Today is my second day of being back online since moving hosts to GoDaddy from WebHost4Life. I would like to say the process was painless, but I had to call tech support at GoDaddy 5 times to get my hosting account setup right (Win Web vs. Windows). This undocumented but important configuration settings, will determine if you can or cannot run PHP on Windows at GoDaddy. So if you plan to sign-up for a Windows account and to run a PHP application (like WordPress), then make sure you call and order a “NON-GRID” account…

Now that things are back up and running I’ve noticed that I’m getting lots of hits on my old permalinks. I had some problems in moving things off my old host since each button click on their site would take 3-5 minutes (and time out 90% of the time). To help track what was happening, I set my 404 to go to WordPress’s “index.php” so I could track the hits and throw a pretty 404 message. After getting something setup, I decided I wanted to show a list of my posts so the user could quickly find what they are looking for.

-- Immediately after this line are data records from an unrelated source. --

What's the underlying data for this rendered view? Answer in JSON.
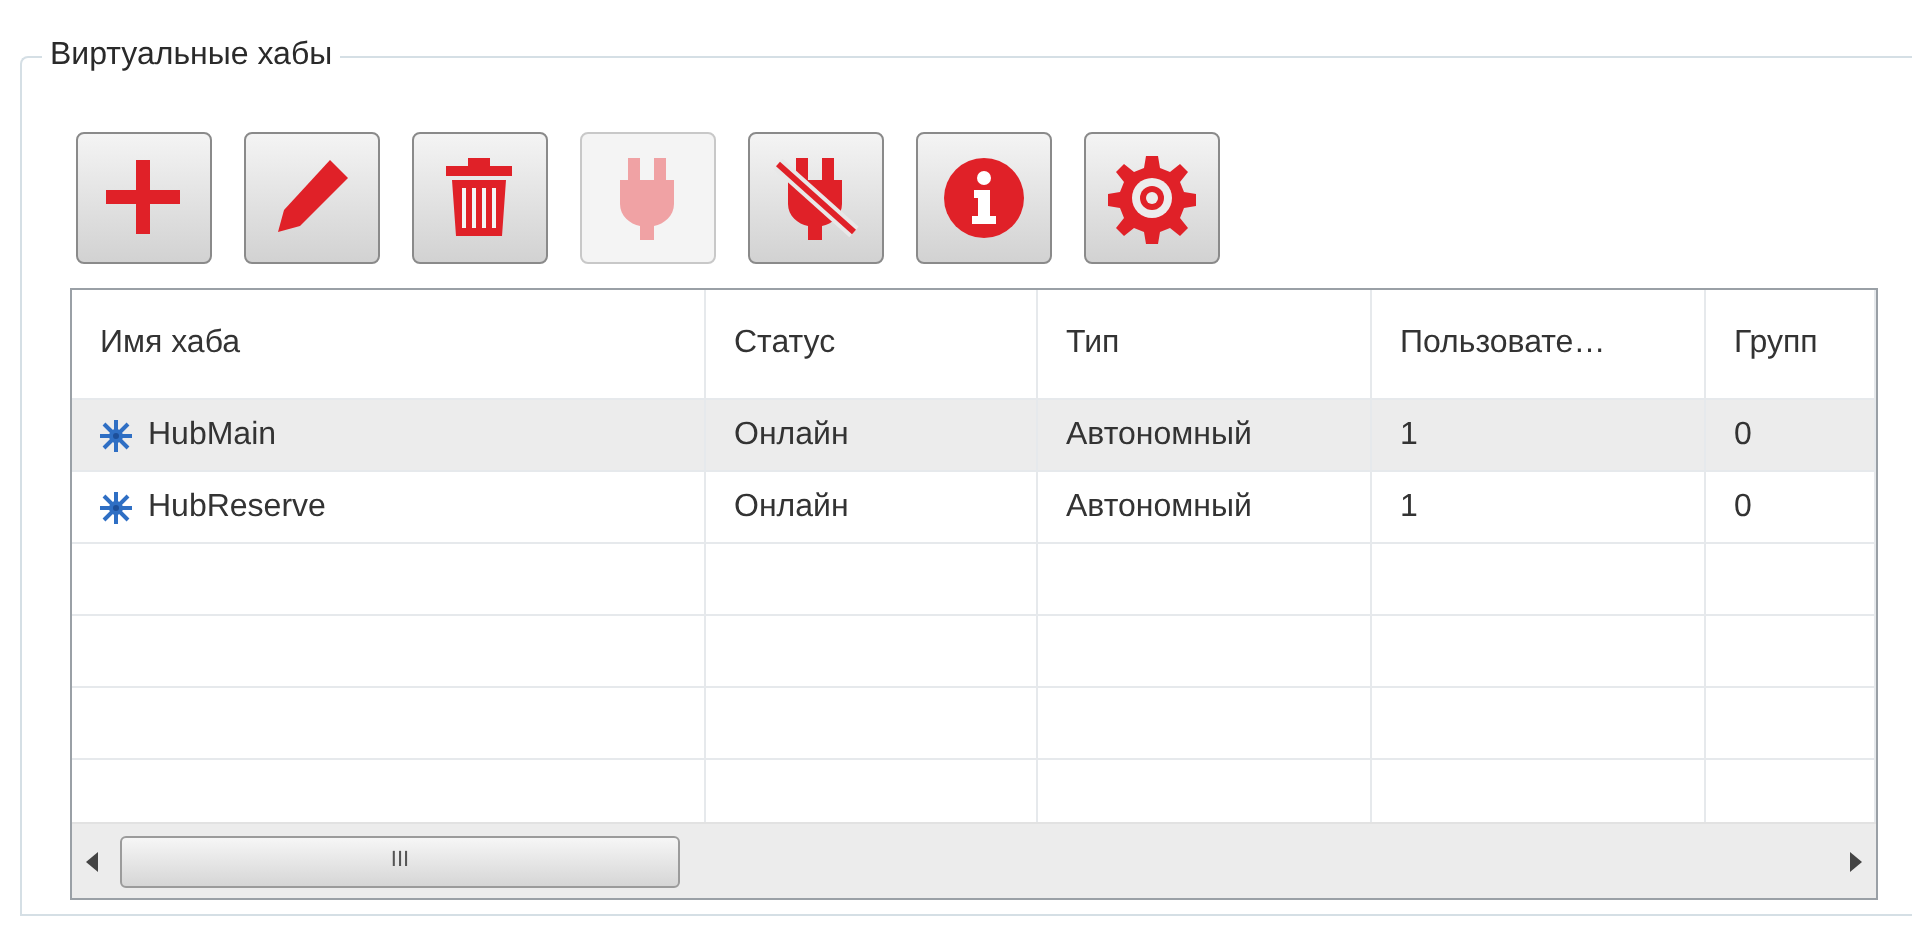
{
  "group_title": "Виртуальные хабы",
  "toolbar": [
    {
      "disabled": false
    },
    {
      "disabled": false
    },
    {
      "disabled": false
    },
    {
      "disabled": true
    },
    {
      "disabled": false
    },
    {
      "disabled": false
    },
    {
      "disabled": false
    }
  ],
  "table": {
    "columns": [
      "Имя хаба",
      "Статус",
      "Тип",
      "Пользовате…",
      "Групп"
    ],
    "rows": [
      {
        "cells": [
          "HubMain",
          "Онлайн",
          "Автономный",
          "1",
          "0"
        ],
        "selected": true
      },
      {
        "cells": [
          "HubReserve",
          "Онлайн",
          "Автономный",
          "1",
          "0"
        ],
        "selected": false
      }
    ],
    "scroll_thumb_char": "III"
  }
}
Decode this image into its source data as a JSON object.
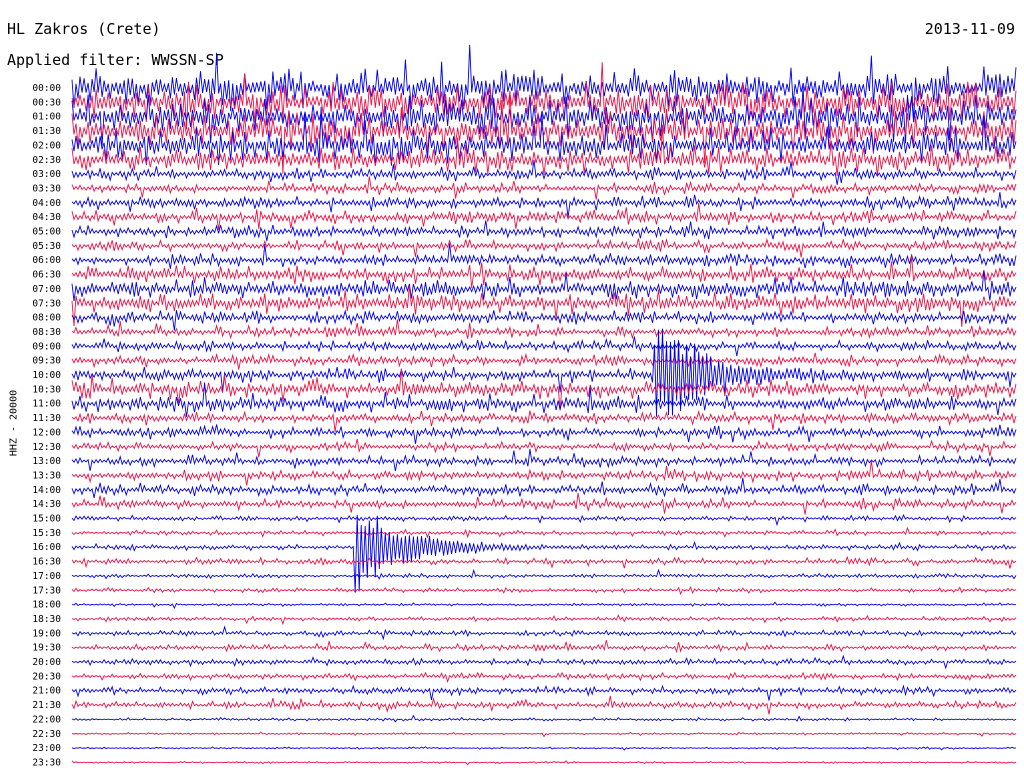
{
  "header": {
    "station": "HL Zakros (Crete)",
    "date": "2013-11-09",
    "filter": "Applied filter: WWSSN-SP"
  },
  "chart_data": {
    "type": "line",
    "ylabel": "HHZ - 20000",
    "row_labels": [
      "00:00",
      "00:30",
      "01:00",
      "01:30",
      "02:00",
      "02:30",
      "03:00",
      "03:30",
      "04:00",
      "04:30",
      "05:00",
      "05:30",
      "06:00",
      "06:30",
      "07:00",
      "07:30",
      "08:00",
      "08:30",
      "09:00",
      "09:30",
      "10:00",
      "10:30",
      "11:00",
      "11:30",
      "12:00",
      "12:30",
      "13:00",
      "13:30",
      "14:00",
      "14:30",
      "15:00",
      "15:30",
      "16:00",
      "16:30",
      "17:00",
      "17:30",
      "18:00",
      "18:30",
      "19:00",
      "19:30",
      "20:00",
      "20:30",
      "21:00",
      "21:30",
      "22:00",
      "22:30",
      "23:00",
      "23:30"
    ],
    "colors": [
      "#0000ee",
      "#ee1144"
    ],
    "noise_level": [
      1.0,
      1.0,
      1.0,
      1.0,
      0.9,
      0.7,
      0.35,
      0.3,
      0.35,
      0.35,
      0.35,
      0.3,
      0.35,
      0.45,
      0.55,
      0.55,
      0.35,
      0.3,
      0.3,
      0.3,
      0.35,
      0.45,
      0.45,
      0.3,
      0.3,
      0.25,
      0.28,
      0.3,
      0.3,
      0.28,
      0.15,
      0.12,
      0.15,
      0.18,
      0.12,
      0.12,
      0.08,
      0.12,
      0.15,
      0.18,
      0.18,
      0.18,
      0.2,
      0.2,
      0.08,
      0.06,
      0.05,
      0.05
    ],
    "events": [
      {
        "row": 20,
        "start_fraction": 0.615,
        "amplitude": 2.5
      },
      {
        "row": 32,
        "start_fraction": 0.3,
        "amplitude": 2.0
      }
    ]
  }
}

Since people only hit my Web Development posts, I inserted the logic below into my 404.php using the WordPress Editor under Appearance.

<?php
	$out = '';

	$query = array();

	$query[] = 'category=web development';
	$query[] = 'numberposts=100';

	$posts_to_show = get_posts( implode( '&', $query ) );

	$out = '<ul>';

	foreach ($posts_to_show as $post_to_show) {
		$permalink = get_permalink( $post_to_show->ID );
		$out .= <<<HTML
		<li>
			<a href ="{$permalink}" title="{$post_to_show->post_title}">{$post_to_show->post_title}</a>
		</li>
HTML;
	}

	$out .= '</ul>';

    echo $out;
?>

This little snipped is based on the WP Show Post Shortcode. I basically hard coded the query category and set the number of result to 100. This results in a list of my last 100 blog posts, sorted by date posted.

If you want to see it in action, type in a invalid URL to my site and you’ll get a 404 with a list of links to my blog posts!

Note… This is not going to help with search engine rankings because it’s a 404 error page. My goal was to give the lost visitor quick access to my development posts, since I’m 99% sure they used an old link indexed by Google.